M. H. : Cette réaction du Front Polisario peut se comprendre, puisque le but de ses dernières manœuvres était de remettre le dossier du Sahara occidental sur la table des négociations et d’en refaire une priorité onusienne et multilatérale. Il me semble au contraire que le Maroc est porté à la négociation plutôt qu’à l’affrontement, d’autant plus qu’avec tout ce qui se passe maintenant dans la région, et pas seulement dans cette zone de tension, la moindre étincelle peut entraîner un embrasement total. C’est que la situation n’a plus rien à voir avec celle qui prévalait dans les années 1980 et 1990. Aujourd’hui, le terrorisme islamiste menace indistinctement le Maroc, l’Algérie, la Mauritanie, le Mali, le Niger, le Tchad, la Tunisie… sans parler de la Libye qui reste une poudrière. Sa déflagration impactera forcément l’ensemble de ces pays et même l’Europe, ne serait-ce qu'avec une vague migratoire encore plus forte que l’actuelle et aussi par la multiplication des actions terroristes.

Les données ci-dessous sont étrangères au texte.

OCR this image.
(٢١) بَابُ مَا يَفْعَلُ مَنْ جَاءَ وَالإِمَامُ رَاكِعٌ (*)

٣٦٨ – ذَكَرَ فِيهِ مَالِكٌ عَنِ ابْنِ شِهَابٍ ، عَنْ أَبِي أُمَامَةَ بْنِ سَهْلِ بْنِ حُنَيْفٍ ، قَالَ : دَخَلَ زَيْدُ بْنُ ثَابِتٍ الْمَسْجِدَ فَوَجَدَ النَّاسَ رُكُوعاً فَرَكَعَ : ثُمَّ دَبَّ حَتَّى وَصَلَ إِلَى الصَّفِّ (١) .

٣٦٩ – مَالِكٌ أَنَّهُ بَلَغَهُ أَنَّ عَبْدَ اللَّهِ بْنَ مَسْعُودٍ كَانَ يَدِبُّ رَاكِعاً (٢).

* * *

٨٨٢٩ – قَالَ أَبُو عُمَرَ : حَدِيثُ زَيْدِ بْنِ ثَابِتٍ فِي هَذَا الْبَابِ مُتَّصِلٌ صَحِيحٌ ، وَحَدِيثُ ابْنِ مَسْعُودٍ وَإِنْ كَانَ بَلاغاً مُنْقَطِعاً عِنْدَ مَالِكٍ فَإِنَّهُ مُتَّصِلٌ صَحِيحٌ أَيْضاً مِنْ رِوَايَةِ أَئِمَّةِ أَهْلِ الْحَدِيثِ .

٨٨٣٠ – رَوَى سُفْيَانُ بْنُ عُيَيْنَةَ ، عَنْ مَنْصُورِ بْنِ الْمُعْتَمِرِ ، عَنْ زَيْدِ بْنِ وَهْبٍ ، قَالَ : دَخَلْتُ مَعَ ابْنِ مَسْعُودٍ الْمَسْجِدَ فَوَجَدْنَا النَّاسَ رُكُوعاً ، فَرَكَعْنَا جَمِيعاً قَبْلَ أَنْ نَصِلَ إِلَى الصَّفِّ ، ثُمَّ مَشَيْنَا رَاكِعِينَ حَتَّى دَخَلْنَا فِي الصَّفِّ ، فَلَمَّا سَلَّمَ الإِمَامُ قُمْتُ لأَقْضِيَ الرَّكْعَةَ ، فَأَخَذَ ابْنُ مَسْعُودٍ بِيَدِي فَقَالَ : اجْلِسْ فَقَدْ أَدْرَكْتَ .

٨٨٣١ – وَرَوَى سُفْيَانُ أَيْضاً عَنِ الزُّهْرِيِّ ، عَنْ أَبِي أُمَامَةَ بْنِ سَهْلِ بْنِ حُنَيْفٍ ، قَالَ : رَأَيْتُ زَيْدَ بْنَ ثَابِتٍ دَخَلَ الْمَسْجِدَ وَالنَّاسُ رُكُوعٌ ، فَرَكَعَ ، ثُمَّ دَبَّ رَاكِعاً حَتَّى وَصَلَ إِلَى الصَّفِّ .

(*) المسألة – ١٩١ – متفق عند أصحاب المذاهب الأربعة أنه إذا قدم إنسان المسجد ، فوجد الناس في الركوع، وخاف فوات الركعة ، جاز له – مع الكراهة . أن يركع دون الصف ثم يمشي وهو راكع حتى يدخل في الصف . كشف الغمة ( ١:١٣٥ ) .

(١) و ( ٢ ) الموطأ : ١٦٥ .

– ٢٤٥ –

Malgré le grand changement politique aux Etats-Unis, avec l’arrivée d’un président isolationniste, souverainiste et aux antipodes du «droit d’ingérence» cher à quelques imposteurs, certaines monarchies du Golfe, qui soutiennent les Frères musulmans, et certains Etats européens qui croient à l’islamisme «modéré», ne désespèrent pas de provoquer un «printemps arabe» en Algérie, qui y a fort heureusement résisté ces six dernières années. C’est pour vous dire que le contexte historique, comme la géopolitique et les enjeux stratégiques ont complètement changé. C’est pour vous dire aussi que l’ensemble des protagonistes du conflit du Sahara occidental ont tout intérêt à trouver un terrain d’entente pour éviter le pire.
Aujourd’hui et plus que jamais, ce Maghreb a besoin d’unité et plus jamais de division
RT France : Et quelles seront les solutions au problème du Sahara occidental selon vous ?

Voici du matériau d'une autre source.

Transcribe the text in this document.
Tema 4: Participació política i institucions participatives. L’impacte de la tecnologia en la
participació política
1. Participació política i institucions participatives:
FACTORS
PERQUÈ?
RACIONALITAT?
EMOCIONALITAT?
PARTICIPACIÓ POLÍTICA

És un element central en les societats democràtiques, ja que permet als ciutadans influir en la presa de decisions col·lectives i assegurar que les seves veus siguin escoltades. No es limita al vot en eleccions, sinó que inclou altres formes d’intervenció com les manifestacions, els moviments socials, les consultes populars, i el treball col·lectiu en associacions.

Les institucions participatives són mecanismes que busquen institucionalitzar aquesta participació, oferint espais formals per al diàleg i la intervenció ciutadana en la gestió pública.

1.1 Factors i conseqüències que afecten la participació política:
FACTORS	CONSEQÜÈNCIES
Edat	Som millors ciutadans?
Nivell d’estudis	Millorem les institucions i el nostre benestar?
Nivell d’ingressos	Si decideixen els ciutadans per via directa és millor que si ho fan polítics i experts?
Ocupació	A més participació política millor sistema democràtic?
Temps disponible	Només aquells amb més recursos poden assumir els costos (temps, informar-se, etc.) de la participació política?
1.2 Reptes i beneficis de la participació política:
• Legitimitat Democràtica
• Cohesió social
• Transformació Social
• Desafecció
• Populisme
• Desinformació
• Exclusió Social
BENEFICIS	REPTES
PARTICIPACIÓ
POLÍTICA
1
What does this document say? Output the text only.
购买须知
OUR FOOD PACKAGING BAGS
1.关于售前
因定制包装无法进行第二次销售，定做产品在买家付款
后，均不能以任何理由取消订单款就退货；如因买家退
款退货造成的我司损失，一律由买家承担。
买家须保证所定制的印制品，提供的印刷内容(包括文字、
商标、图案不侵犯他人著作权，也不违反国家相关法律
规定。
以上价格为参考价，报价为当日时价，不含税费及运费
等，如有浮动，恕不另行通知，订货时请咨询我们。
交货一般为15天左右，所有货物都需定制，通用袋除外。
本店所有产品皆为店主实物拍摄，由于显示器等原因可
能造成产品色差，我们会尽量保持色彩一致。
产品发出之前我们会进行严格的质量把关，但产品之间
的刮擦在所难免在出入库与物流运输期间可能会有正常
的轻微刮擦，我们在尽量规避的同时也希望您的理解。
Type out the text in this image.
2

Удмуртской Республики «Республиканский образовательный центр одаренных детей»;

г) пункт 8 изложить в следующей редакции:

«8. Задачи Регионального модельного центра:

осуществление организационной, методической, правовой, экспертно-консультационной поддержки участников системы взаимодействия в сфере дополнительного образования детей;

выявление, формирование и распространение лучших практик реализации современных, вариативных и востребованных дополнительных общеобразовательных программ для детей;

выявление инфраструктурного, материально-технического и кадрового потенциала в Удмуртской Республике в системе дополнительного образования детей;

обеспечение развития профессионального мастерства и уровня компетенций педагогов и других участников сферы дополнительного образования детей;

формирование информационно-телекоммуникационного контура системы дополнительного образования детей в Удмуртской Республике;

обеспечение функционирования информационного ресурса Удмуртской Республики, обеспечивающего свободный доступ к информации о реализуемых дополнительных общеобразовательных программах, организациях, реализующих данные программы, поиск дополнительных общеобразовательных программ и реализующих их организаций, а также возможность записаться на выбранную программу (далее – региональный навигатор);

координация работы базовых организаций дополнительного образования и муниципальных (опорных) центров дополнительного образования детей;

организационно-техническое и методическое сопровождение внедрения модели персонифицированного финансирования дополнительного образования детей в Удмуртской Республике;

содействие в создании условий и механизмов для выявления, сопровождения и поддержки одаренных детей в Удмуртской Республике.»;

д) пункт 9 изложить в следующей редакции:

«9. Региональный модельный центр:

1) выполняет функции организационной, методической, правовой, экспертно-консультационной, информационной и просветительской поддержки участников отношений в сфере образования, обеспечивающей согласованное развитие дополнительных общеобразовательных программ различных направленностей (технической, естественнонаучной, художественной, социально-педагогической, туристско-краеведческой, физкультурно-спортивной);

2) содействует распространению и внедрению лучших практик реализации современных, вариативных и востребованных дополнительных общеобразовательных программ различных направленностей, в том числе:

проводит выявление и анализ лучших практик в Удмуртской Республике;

M. H. : Même si la légitimité historique, sociologique et culturelle du Maroc sur cette ancienne colonie espagnole est de mon point de vue indiscutable, la solution ne peut-être que dans le dialogue politique, la négociation diplomatique, la realpolitik et, surtout, une prise de conscience commune des nouvelles menaces. Comme je viens de vous le dire, tous les protagonistes ont intérêt à se mettre d’accord sur un modus vivendi et un modus operandi, pour trouver une issue politique à ce conflit qui n’a que trop longtemps duré et qui a empêché l’Union du Maghreb arabe de devenir une entité politique, économique, énergétique, diplomatique, militaire et géopolitique agissante et surtout invincible, face aux nouveaux périls terroristes qui menacent les cinq pays de l’Union du Maghred arabe [UMA], et face aussi aux tentations néocolonialistes de certaines puissances occidentales. C’est cette question du Sahara occidental qui a été le principal Talon d’Achille et pomme de discorde pour l'UMA. Aujourd’hui et plus que jamais, ce Maghreb a besoin d’unité et plus jamais de division. Les chefs d’Etats responsables et visionnaires doivent répondre aux aspirations des peuples à l’unité et renouer avec les idéaux des pères fondateurs de la lutte pour l’indépendance…et pour l’Unité du Maghreb : les Tunisiens Habib Bourguiba et Moncef Bey, les Marocains Mohammed V et Allal el-Fassi, les Algériens Messali Hadj et Malek Bennabi, les Libyens Omar el-Mokhtar et Mohamed Idriss el-Senoussi. Il faut parfois savoir regarder et méditer l’Histoire pour penser le présent et bâtir l’avenir.